Parvenues au som­met du mame­lon de Massa­bielle, Bernadette prit les devants, et comme sou­levée par cet Esprit qui enflamme les cœurs d’un feu d’en­thou­siasme, elle parut s’en­vo­ler sur la pente rapide et des­cen­dit avec une éton­nante agi­li­té. « Elle des­cen­dit comme un éclair, nous dit Antoi­nette Peyret. Pour nous, il fal­lut qua­si nous asseoir et avan­cer péni­ble­ment, posant un pied et puis l’au­tre. Quand nous fûmes en bas, nous trou­vâmes Ber­nadette qui nous atten­dait. Nous tour­nâmes le ro­cher et allâmes devant la niche. Bernadette s’age­nouilla sur une pierre plate. Nous la mîmes au mi­lieu, moi à sa gauche, Mme Millet à sa droite ; j’a­vais allu­mé le cierge et j’en abri­tais la flamme au grand roc qui était près de moi ».

« Nous prîmes notre cha­pe­let, et cha­cune le réci­ta tout entier à voix basse. Bernadette était très recueillie, le regard vers la niche. A peine venions-​­nous de com­men­cer à prier qu’elle nous dit : « Elle y est ». Nous lui dîmes : « Tais-​toi, réci­tons le chapelet ».

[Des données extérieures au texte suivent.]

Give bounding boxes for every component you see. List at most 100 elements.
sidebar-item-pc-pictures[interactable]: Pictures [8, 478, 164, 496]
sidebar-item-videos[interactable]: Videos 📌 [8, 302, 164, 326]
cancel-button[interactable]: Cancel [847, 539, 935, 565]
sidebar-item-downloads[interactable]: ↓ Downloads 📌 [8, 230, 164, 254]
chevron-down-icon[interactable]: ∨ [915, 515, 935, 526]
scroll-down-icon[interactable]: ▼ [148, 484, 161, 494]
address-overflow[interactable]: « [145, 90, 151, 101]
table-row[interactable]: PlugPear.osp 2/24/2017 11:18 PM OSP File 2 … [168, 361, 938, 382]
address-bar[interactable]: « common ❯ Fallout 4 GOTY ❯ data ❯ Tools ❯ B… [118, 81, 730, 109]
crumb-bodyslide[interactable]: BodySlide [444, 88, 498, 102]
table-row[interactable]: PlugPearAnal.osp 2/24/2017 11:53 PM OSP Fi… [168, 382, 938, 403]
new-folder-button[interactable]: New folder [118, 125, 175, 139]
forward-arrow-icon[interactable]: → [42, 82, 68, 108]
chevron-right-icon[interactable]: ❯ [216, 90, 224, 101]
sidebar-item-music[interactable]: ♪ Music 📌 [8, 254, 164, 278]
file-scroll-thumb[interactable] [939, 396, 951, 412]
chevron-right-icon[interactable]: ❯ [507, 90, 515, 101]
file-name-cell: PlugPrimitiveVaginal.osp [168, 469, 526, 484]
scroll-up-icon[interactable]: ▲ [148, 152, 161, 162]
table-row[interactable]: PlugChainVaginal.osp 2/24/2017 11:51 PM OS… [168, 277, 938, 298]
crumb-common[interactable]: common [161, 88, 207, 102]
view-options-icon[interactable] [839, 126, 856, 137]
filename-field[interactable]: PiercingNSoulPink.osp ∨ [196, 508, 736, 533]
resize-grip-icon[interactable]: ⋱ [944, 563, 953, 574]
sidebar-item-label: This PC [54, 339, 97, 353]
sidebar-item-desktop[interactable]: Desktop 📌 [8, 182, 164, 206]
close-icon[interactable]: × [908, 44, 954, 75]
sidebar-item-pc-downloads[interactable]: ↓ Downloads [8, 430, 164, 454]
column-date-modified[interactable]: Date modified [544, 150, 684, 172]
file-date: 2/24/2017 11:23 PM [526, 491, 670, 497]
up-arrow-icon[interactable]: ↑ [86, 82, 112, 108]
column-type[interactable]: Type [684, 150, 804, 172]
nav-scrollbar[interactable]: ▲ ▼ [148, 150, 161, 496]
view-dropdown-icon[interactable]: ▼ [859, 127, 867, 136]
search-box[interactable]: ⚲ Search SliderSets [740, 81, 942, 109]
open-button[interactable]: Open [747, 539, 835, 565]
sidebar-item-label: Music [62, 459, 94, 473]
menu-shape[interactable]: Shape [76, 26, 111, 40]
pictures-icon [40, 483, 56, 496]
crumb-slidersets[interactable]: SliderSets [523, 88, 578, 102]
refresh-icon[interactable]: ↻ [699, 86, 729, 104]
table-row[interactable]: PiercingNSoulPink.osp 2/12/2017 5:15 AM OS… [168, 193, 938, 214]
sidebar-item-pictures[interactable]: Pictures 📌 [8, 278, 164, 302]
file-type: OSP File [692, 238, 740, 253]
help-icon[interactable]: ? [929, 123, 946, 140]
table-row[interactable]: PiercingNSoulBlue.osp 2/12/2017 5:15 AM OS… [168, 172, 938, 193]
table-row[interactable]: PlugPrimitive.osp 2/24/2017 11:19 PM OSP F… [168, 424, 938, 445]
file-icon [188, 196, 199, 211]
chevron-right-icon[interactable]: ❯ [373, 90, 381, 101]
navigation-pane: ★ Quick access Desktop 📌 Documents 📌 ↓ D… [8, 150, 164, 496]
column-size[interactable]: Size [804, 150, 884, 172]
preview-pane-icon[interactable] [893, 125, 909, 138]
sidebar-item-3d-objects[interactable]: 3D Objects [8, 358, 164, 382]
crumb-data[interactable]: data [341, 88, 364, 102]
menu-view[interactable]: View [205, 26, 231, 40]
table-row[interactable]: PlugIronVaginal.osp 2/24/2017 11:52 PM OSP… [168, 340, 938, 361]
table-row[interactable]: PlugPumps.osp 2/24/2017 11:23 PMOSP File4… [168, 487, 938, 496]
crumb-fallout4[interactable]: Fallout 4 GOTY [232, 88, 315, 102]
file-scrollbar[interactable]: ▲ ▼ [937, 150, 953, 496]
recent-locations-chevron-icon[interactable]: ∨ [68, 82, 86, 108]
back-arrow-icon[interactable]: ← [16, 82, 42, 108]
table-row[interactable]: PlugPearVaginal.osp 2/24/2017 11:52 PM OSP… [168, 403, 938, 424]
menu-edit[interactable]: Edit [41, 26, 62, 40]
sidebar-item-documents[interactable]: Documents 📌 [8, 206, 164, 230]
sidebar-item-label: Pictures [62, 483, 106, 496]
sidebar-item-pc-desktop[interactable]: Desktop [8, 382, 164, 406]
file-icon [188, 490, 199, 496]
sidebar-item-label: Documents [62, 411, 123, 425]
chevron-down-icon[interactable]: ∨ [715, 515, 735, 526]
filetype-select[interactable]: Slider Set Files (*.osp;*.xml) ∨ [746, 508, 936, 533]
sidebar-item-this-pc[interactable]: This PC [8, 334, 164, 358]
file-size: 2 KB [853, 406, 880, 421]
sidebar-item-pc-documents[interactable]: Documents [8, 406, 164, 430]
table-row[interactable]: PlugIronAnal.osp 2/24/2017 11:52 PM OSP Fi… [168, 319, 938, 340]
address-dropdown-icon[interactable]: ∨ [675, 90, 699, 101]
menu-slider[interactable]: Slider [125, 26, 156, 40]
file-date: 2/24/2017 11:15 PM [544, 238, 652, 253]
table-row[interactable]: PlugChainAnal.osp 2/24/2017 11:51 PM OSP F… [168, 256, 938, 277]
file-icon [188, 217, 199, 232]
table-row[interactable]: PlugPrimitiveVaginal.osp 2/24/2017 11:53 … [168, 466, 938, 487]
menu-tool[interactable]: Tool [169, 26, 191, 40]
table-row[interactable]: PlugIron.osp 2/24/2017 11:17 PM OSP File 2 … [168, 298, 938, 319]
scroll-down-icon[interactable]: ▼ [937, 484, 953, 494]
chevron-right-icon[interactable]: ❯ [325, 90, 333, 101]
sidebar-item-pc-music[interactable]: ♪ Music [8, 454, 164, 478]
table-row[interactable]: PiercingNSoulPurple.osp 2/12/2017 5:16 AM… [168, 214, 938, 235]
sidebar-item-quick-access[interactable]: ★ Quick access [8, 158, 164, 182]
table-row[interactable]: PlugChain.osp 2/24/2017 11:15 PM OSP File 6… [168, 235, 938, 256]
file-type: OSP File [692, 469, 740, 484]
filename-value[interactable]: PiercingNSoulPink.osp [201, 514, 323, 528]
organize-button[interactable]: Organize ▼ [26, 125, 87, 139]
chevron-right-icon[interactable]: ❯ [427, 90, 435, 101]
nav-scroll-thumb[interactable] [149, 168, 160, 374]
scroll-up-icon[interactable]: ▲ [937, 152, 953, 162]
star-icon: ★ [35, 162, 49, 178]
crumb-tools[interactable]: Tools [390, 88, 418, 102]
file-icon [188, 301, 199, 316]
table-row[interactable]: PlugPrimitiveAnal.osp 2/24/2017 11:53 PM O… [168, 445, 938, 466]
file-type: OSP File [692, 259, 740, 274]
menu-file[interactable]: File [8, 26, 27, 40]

« J’achevai la pre­mière et me levant, je dis à Mme Millet : nous allons faire pas­ser le papier à cette dame. Je tire le papier, l’encre et la plume et je dis à Bernadette : Va deman­der à la dame ce qu’elle veut, et qu’elle le mette par écrit ».

Et ce qui va suivre va nous révé­ler de manière, com­bien émou­vante ! quel tré­sor de ten­dresse mater­nelle et d’a­ma­bi­li­té l’Esprit-​Saint a ver­sé dans le cœur de Marie à l’é­gard des hommes. Ne nous atten­dons point à un expo­sé dog­ma­tique. Infiniment plus élo­quents que les dis­cours, les divers inci­dents de cette troi­sième Apparition vont par­ler d’eux-mêmes.

« Le Seigneur, dit le Psalmiste (Ps. 144), est misé­ri­cor­dieux et com­pa­tis­sant, lent à la colère et plein de bon­té, le Seigneur est d’une exquise ten­dresse envers nous et ses ama­bi­li­tés s’é­tendent sur toutes ses créa­tures ». Or, n’est-​ce pas de Marie en pre­mier lieu que la Trinité a dit : « Faisons-​­la à notre image et à notre res­sem­blance » ? Nous allons consta­ter com­ment, façon­née sur ce modèle et repro­dui­sant avec toute la per­fec­tion dont est sus­cep­tible une créa­ture les attri­buts de son divin ori­gi­nal, la Vierge est vrai­ment « notre vie, notre dou­ceur, notre espoir ».

Aujourd’hui, Bernadette n’en­tre­ra pas en extase. Cela n’eût point conve­nu au cli­mat de cette Ap­parition où Notre-​Dame se pré­sente à nous comme notre sœur.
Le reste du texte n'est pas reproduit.